Database Overview

The IDhub database is where all the validated and curated data is stored. Understanding the basic structure of the database will help you find the information you need. This guide provides a simplified overview of the most important tables and how they connect.

The Subject-Centric Model

The entire database is designed around a subject-centric model. This means that almost every piece of data can be traced back to a unique individual, who is identified by a Global Subject ID (GSID).

Learn more about the purpose and scope of GSIDs in the What is a GSID? guide.

graph TD
    subgraph "Core Subject Data"
        A[subjects]
        B[local_subject_ids]
    end

    subgraph "Sample & Assay Data"
        C[genotype]
        D[sequence]
        E[specimen]
        F[...]
    end

    A -- "has GSID" --> B
    A -- "links to" --> C
    A -- "links to" --> D
    A -- "links to" --> E

    style A fill:#4CAF50,stroke:#333,stroke-width:2px

Key Tables Explained

Here are the most important tables and what they contain.

Table: subjects

This is the most important table in the database. It is the central registry for every individual.

Purpose: To store the master list of all subjects in IDhub.
Key Columns:
- global_subject_id (GSID): The unique, permanent identifier for a subject across all projects and centers. This is the primary key you will use to link data together.
- center_id: The ID of the center that registered the subject.
- withdrawn: A flag indicating if the subject has withdrawn consent.
- created_by: The source system or process that created the subject record in the IDhub.

Table: local_subject_ids

A single subject might have many different identifiers across different studies or data management systems (e.g., a "consortium ID", a "local ID"). This table connects all of those local IDs back to a single GSID.

Purpose: To link various local identifiers to the one true Global Subject ID.
Key Columns:
- global_subject_id: The GSID the local ID belongs to.
- local_subject_id: The original identifier from the source system (e.g., A000101-130001).
- identifier_type: The type of local ID (e.g., consortium_id, local_id).
- center_id: The center that this subject was recruited by.

How to use this table

If you have a local ID and need to find the subject's GSID, you can search this table for the local_subject_id to find the corresponding global_subject_id.

Sample & Assay Tables (genotype, sequence, lcl, specimen, etc.)

These tables contain information about the specific biological samples collected from subjects and the assays performed on them. Each table is dedicated to a specific data type.

Purpose: To store inventory, metadata, and results for different data types.
Common Key Columns:
- global_subject_id: The GSID of the subject from whom the sample was taken. This links the data back to the subjects table.
- A unique identifier for the specific data entry (e.g., genotype_id, sample_id).

Example: genotype Table

Contains: Information about a subject's genotype array data.
Example Columns: genotype_id, genotyping_project, genotyping_barcode.

How the Tables Relate

Understanding the relationships between these tables is key to making sense of the data.

Finding All Data for a Subject

You can find all the different types of data for a single subject by using their global_subject_id.

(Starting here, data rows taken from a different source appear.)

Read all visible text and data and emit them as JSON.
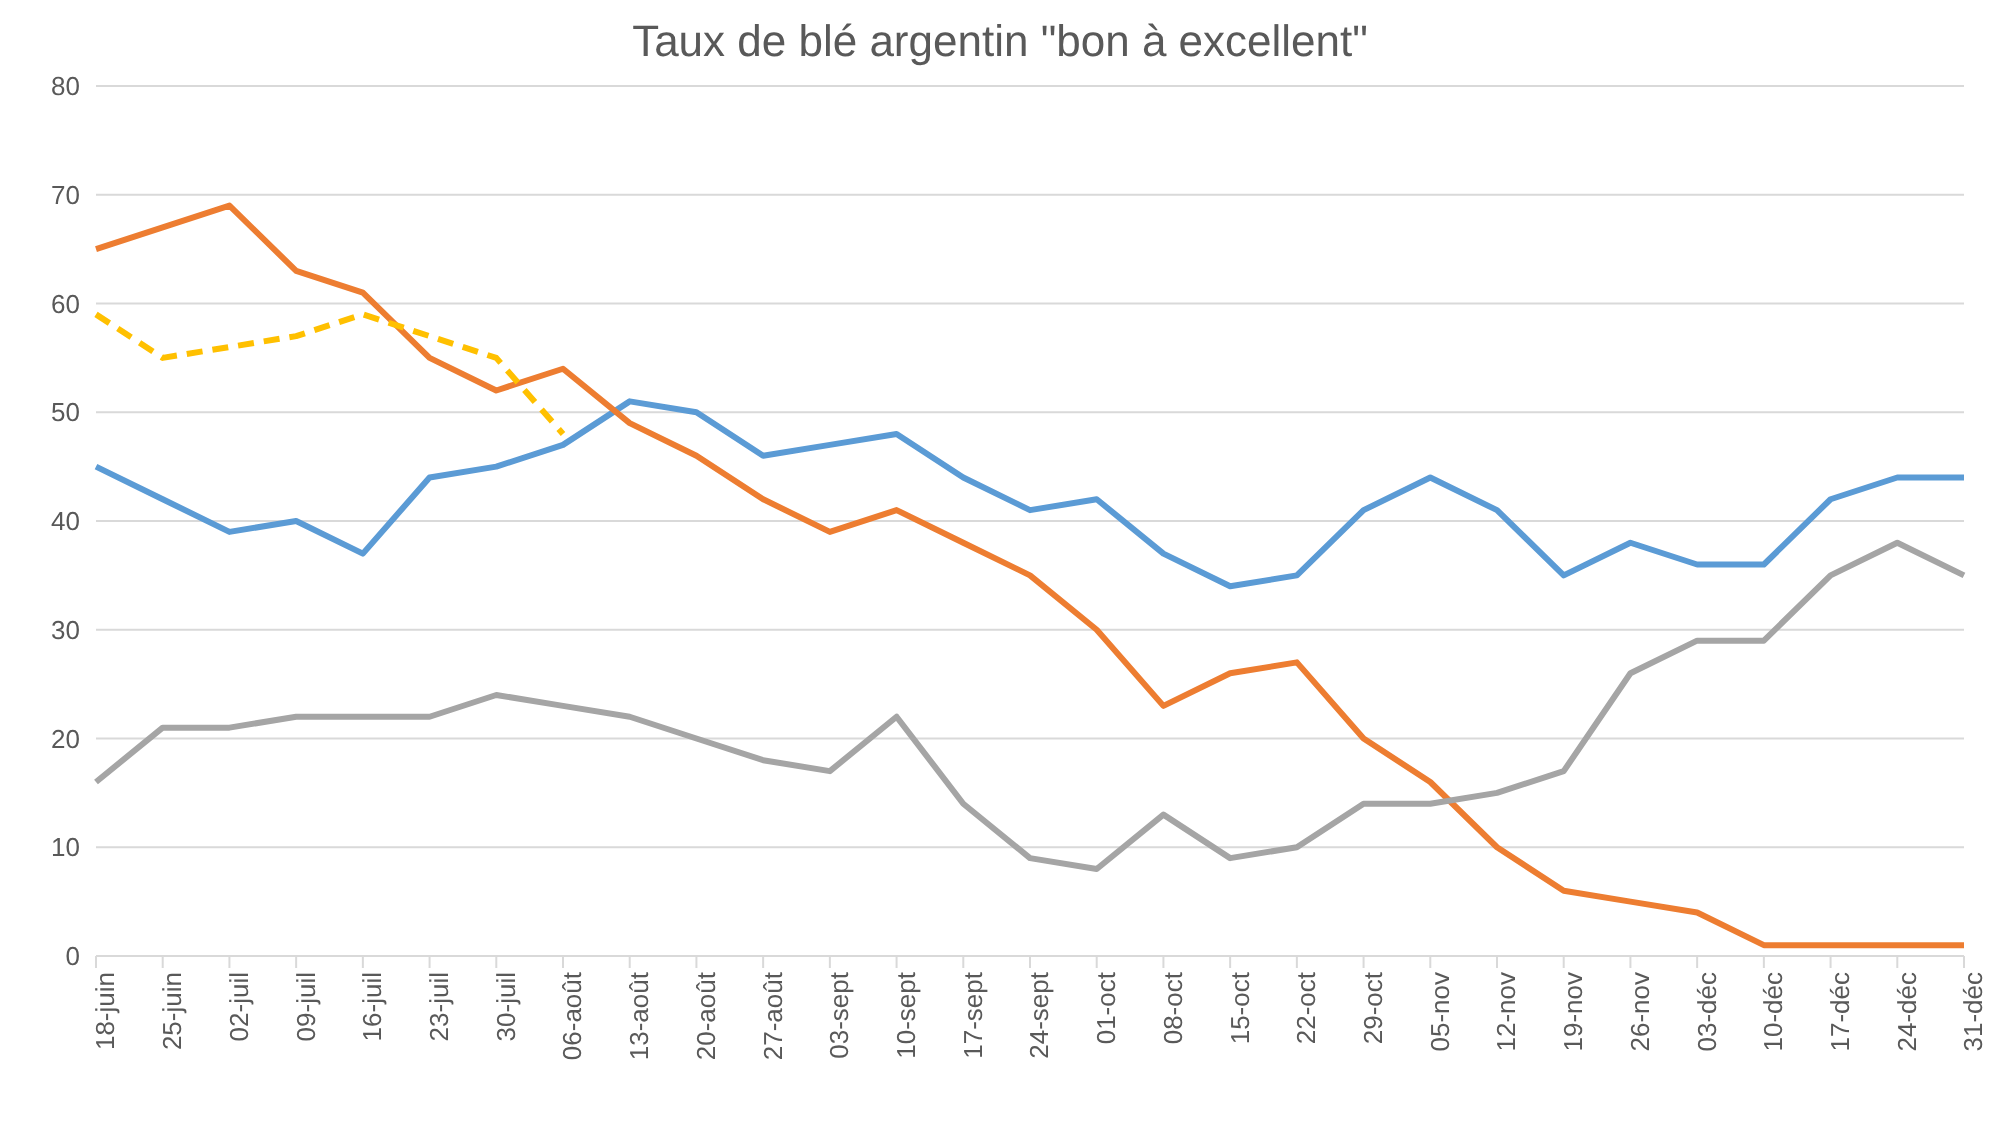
{
  "chart_data": {
    "type": "line",
    "title": "Taux de blé argentin \"bon à excellent\"",
    "categories": [
      "18-juin",
      "25-juin",
      "02-juil",
      "09-juil",
      "16-juil",
      "23-juil",
      "30-juil",
      "06-août",
      "13-août",
      "20-août",
      "27-août",
      "03-sept",
      "10-sept",
      "17-sept",
      "24-sept",
      "01-oct",
      "08-oct",
      "15-oct",
      "22-oct",
      "29-oct",
      "05-nov",
      "12-nov",
      "19-nov",
      "26-nov",
      "03-déc",
      "10-déc",
      "17-déc",
      "24-déc",
      "31-déc"
    ],
    "series": [
      {
        "color": "#5b9bd5",
        "values": [
          45,
          42,
          39,
          40,
          37,
          44,
          45,
          47,
          51,
          50,
          46,
          47,
          48,
          44,
          41,
          42,
          37,
          34,
          35,
          41,
          44,
          41,
          35,
          38,
          36,
          36,
          42,
          44,
          44
        ]
      },
      {
        "color": "#ed7d31",
        "values": [
          65,
          67,
          69,
          63,
          61,
          55,
          52,
          54,
          49,
          46,
          42,
          39,
          41,
          38,
          35,
          30,
          23,
          26,
          27,
          20,
          16,
          10,
          6,
          5,
          4,
          1,
          1,
          1,
          1
        ]
      },
      {
        "color": "#a5a5a5",
        "values": [
          16,
          21,
          21,
          22,
          22,
          22,
          24,
          23,
          22,
          20,
          18,
          17,
          22,
          14,
          9,
          8,
          13,
          9,
          10,
          14,
          14,
          15,
          17,
          26,
          29,
          29,
          35,
          38,
          35
        ]
      },
      {
        "color": "#ffc000",
        "line_style": "dashed",
        "values": [
          59,
          55,
          56,
          57,
          59,
          57,
          55,
          48,
          null,
          null,
          null,
          null,
          null,
          null,
          null,
          null,
          null,
          null,
          null,
          null,
          null,
          null,
          null,
          null,
          null,
          null,
          null,
          null,
          null
        ]
      }
    ],
    "ylim": [
      0,
      80
    ],
    "yticks": [
      0,
      10,
      20,
      30,
      40,
      50,
      60,
      70,
      80
    ],
    "grid": "y",
    "marker": "none",
    "line_style": "solid",
    "legend": false
  }
}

Start with a global_subject_id from the subjects table.
Use that GSID to search in the genotype table to find all their genotype records.
Use that same GSID to search in the sequence table to find all their sequencing records.
...and so on for all other data tables.

This subject-centric design ensures that all data related to an individual can be easily aggregated and analyzed, even if it comes from different sources at different times.